I recently read LXG for the first time, and I just don't really see the appeal. It's unique in the scale of its literary crossover, but that seems to the cause of its problems: certain characters just don't belong here.
I'm not intimately familiar with the original works of most of the League, but I know
Captain Nemo, and this is Character Derailment
, at best. He would never aid the British government, and the reasoning provided is flimsy. Apparently, the threat of cavorite-powered bombers poses a threat to him as well as Britain...except it doesn't, he's got the entire ocean to work with, and being able to effortlessly disappear is the whole point of the Nautilus. "But thirty feet below the surface, their power ceases, their influence fades, and their dominion vanishes". No one can reach him
, he has no stake in this fight. And now he's apparently a misogynist, and hates Muslims. And instead of cutting all cultural ties, a major aspect of his character, he sports a clear Indian theme. Instead of showing remorse for the lives he takes as a (to him) necessary evil to fight imperialism, now he's a ruthless murderer who wants everyone in Britain dead. Really, he'd have been a better villain than Moriarty.
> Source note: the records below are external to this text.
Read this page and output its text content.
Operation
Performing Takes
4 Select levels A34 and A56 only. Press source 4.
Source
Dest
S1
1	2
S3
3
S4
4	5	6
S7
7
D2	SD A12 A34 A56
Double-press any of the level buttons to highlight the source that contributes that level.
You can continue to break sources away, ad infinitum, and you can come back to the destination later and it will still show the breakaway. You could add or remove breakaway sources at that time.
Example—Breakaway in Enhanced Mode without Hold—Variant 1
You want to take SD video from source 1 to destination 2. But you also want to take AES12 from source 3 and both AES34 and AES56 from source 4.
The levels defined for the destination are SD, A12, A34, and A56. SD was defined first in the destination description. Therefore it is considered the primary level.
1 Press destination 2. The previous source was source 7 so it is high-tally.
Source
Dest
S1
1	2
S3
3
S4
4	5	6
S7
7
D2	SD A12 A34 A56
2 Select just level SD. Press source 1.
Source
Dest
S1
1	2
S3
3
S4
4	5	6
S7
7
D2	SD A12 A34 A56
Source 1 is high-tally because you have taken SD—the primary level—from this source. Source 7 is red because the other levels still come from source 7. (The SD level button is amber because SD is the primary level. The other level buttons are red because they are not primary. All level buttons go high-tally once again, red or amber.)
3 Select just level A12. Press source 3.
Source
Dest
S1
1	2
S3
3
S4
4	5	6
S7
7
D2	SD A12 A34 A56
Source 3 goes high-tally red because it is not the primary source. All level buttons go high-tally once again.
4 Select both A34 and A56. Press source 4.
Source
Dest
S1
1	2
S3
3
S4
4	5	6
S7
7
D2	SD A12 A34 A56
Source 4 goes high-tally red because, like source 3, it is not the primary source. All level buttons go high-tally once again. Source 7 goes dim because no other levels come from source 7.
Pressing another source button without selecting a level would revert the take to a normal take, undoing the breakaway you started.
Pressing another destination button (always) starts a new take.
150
And Murray. I can't find any good reason for her being the leader. I don't dislike her, but how is she qualified, exactly? She takes everything in stride, but doesn't seem to bring anything to the table. She's mostly just the target of the era's sexism as a woman in a position in power, but why is she in that position? And speaking of that, is there a reason every woman in the story suffers a rape attempt or is sexualized? I know Moore wanted to highlight the misogyny of the time, but he doesn't actually challenge
it. Griffin, a serial rapist, is never called out on his actions, nor is anyone else.
So while the story is interesting, and it still has it's high points, I don't think the characters' roles and motivations were thought through very well.